As he spoke his eyes traveled from face to face, seeking a way out: Phormion still twisting her hands under Bentick's worried sidelong glance, Nandiharrow solid and grave as an oak, and Issay Bel-Caire like a sun-bleached bundle of weeds. His eyes touched Daurannon's and met there only opaque coldness and mistrust. At the head of the table Aunt Min snored gently. “I shouldn't care to have to reconvene this Council at three o'clock some morning in the face of an unexpected onslaught of fire-breathing caterpillars.”

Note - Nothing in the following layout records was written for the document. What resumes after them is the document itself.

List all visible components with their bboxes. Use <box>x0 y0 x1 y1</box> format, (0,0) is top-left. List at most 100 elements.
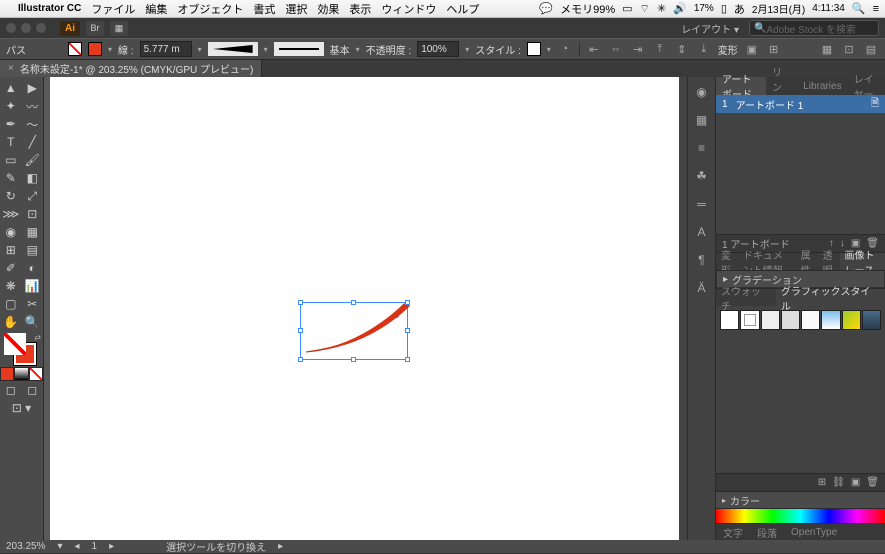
align-bottom-icon[interactable]: ⤓ <box>696 41 712 57</box>
zoom-dd-icon[interactable]: ▾ <box>57 541 62 552</box>
style-metal[interactable] <box>862 310 881 330</box>
lasso-tool[interactable]: 〰 <box>22 97 44 115</box>
artboard-canvas[interactable] <box>50 77 679 540</box>
handle-top-left[interactable] <box>298 300 303 305</box>
fill-stroke-swatches[interactable]: ⇄ <box>0 331 43 367</box>
recolor-icon[interactable]: ◔ <box>557 41 573 57</box>
pen-tool[interactable]: ✒ <box>0 115 22 133</box>
artboard-tool[interactable]: ▢ <box>0 295 22 313</box>
handle-top-right[interactable] <box>405 300 410 305</box>
style-default[interactable] <box>720 310 739 330</box>
style-foliage[interactable] <box>842 310 861 330</box>
eraser-tool[interactable]: ◧ <box>22 169 44 187</box>
input-icon[interactable]: あ <box>734 1 745 17</box>
tab-libraries[interactable]: Libraries <box>797 77 847 95</box>
tab-graphicstyles[interactable]: グラフィックスタイル <box>776 289 885 306</box>
gradient-tool[interactable]: ▤ <box>22 241 44 259</box>
tab-swatches[interactable]: スウォッチ <box>716 289 776 306</box>
color-panel-icon[interactable]: ◉ <box>693 83 711 101</box>
volume-icon[interactable]: 🔊 <box>673 2 687 15</box>
menu-effect[interactable]: 効果 <box>317 1 339 17</box>
transform-label[interactable]: 変形 <box>718 42 738 57</box>
handle-mid-right[interactable] <box>405 328 410 333</box>
width-tool[interactable]: ⋙ <box>0 205 22 223</box>
gpu-icon[interactable]: ⊡ <box>841 41 857 57</box>
type-tool[interactable]: T <box>0 133 22 151</box>
rectangle-tool[interactable]: ▭ <box>0 151 22 169</box>
stroke-panel-icon[interactable]: ═ <box>693 195 711 213</box>
isolate-icon[interactable]: ▣ <box>744 41 760 57</box>
tab-artboards[interactable]: アートボード <box>716 77 766 95</box>
zoom-tool[interactable]: 🔍 <box>22 313 44 331</box>
symbols-panel-icon[interactable]: ☘ <box>693 167 711 185</box>
tab-links[interactable]: リンク <box>766 77 797 95</box>
menu-extra-icon[interactable]: ≡ <box>873 3 879 15</box>
selection-bounding-box[interactable] <box>300 302 408 360</box>
edit-icon[interactable]: ⊞ <box>766 41 782 57</box>
break-link-icon[interactable]: ⛓ <box>832 477 845 488</box>
artboard-options-icon[interactable]: 🗎 <box>871 96 879 113</box>
opacity-dd[interactable]: ▾ <box>465 45 469 54</box>
artboard-nav-next-icon[interactable]: ▸ <box>109 541 114 552</box>
draw-behind-icon[interactable]: ◻ <box>22 381 44 399</box>
tab-opentype[interactable]: OpenType <box>784 524 844 540</box>
glyph-panel-icon[interactable]: Ä <box>693 279 711 297</box>
width-profile[interactable] <box>208 42 258 56</box>
symbol-spray-tool[interactable]: ❋ <box>0 277 22 295</box>
profile-dd[interactable]: ▾ <box>264 45 268 54</box>
style-sky[interactable] <box>821 310 840 330</box>
shaper-tool[interactable]: ✎ <box>0 169 22 187</box>
shape-builder-tool[interactable]: ◉ <box>0 223 22 241</box>
menu-object[interactable]: オブジェクト <box>177 1 243 17</box>
vertical-scrollbar[interactable] <box>679 77 687 540</box>
graph-tool[interactable]: 📊 <box>22 277 44 295</box>
magic-wand-tool[interactable]: ✦ <box>0 97 22 115</box>
style-grey[interactable] <box>761 310 780 330</box>
menu-select[interactable]: 選択 <box>285 1 307 17</box>
curvature-tool[interactable]: 〜 <box>22 115 44 133</box>
line-tool[interactable]: ╱ <box>22 133 44 151</box>
color-panel-header[interactable]: ▸ カラー <box>716 491 885 509</box>
style-outline[interactable] <box>801 310 820 330</box>
zoom-window[interactable] <box>36 23 46 33</box>
menu-type[interactable]: 書式 <box>253 1 275 17</box>
mesh-tool[interactable]: ⊞ <box>0 241 22 259</box>
menu-help[interactable]: ヘルプ <box>446 1 479 17</box>
tab-character[interactable]: 文字 <box>716 524 750 540</box>
menu-edit[interactable]: 編集 <box>145 1 167 17</box>
tab-imagetrace[interactable]: 画像トレース <box>840 253 885 270</box>
battery-glyph[interactable]: ▯ <box>721 2 727 15</box>
mem-icon[interactable]: メモリ99% <box>560 1 615 17</box>
style-nofill[interactable] <box>740 310 759 330</box>
perspective-tool[interactable]: ▦ <box>22 223 44 241</box>
none-color-mode[interactable] <box>29 367 43 381</box>
tab-paragraph[interactable]: 段落 <box>750 524 784 540</box>
handle-bot-left[interactable] <box>298 357 303 362</box>
tab-attributes[interactable]: 属性 <box>796 253 818 270</box>
artboard-page[interactable]: 1 <box>92 541 98 552</box>
spotlight-icon[interactable]: 🔍 <box>852 2 866 15</box>
style-shadow[interactable] <box>781 310 800 330</box>
brush-dd[interactable]: ▾ <box>356 45 360 54</box>
para-panel-icon[interactable]: ¶ <box>693 251 711 269</box>
tab-transparency[interactable]: 透明 <box>818 253 840 270</box>
styles-lib-icon[interactable]: ⊞ <box>818 477 826 488</box>
screen-mode-icon[interactable]: ⊡ ▾ <box>0 399 43 417</box>
stock-icon[interactable]: ▦ <box>110 21 128 36</box>
handle-mid-left[interactable] <box>298 328 303 333</box>
prefs-icon[interactable]: ▤ <box>863 41 879 57</box>
tab-layers[interactable]: レイヤー <box>848 77 885 95</box>
close-tab-icon[interactable]: × <box>8 63 14 74</box>
wifi-icon[interactable]: ⌔ <box>640 2 650 16</box>
blend-tool[interactable]: ◐ <box>22 259 44 277</box>
swatches-panel-icon[interactable]: ▦ <box>693 111 711 129</box>
direct-select-tool[interactable]: ▶ <box>22 79 44 97</box>
style-swatch[interactable] <box>527 42 541 56</box>
handle-top-mid[interactable] <box>351 300 356 305</box>
artboard-list-item[interactable]: 1 アートボード 1 🗎 <box>716 95 885 113</box>
slice-tool[interactable]: ✂ <box>22 295 44 313</box>
align-hcenter-icon[interactable]: ⇔ <box>608 41 624 57</box>
layout-dropdown[interactable]: レイアウト ▾ <box>681 21 739 36</box>
menu-window[interactable]: ウィンドウ <box>381 1 436 17</box>
color-spectrum[interactable] <box>716 509 885 523</box>
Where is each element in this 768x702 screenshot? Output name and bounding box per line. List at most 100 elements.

“He's right.” Seldes Katne got to her feet, her round, potatolike face set in an expression of consternation. “Surely it would be a great mistake to take from him the very powers for which he was brought here.”

“He was brought here for his knowledge and his experience.” The Lady's gaze rested impersonally for a moment on the stout librarian, then moved to Antryg again. “You may call upon any member of the Council for assistance at any time.”

“Oh, I'm sure I can.” Antryg drained his tea and studied the pattern of the leaves at the bottom of the cup. A house-ambition; fire—chaos and change; the rose that foretold a death; and everywhere the little three-legged track of danger. “The thing is, I'm not entirely convinced that it isn't some member of the Council who's responsible for all of this.”

Had she still been the daughter of the Earl Maritime and not a mage theoretically equal with her brothers and sisters on the Council, Lady Rosamund would have snapped How dare you? and rung for a lackey to have him thrashed. As it was she only tightened her lips, but the unspoken words sparked in her eyes like pitch in a burning log.

“There are members of the Council who are not entirely convinced that it isn't you who is in some way responsible for all of this, Antryg Windrose,” she said quietly. “And may I remind you,” she added, her voice sinking still further, as if she and he were the only two in the windowless, light-flooded marble chamber, “that you do not have a choice.”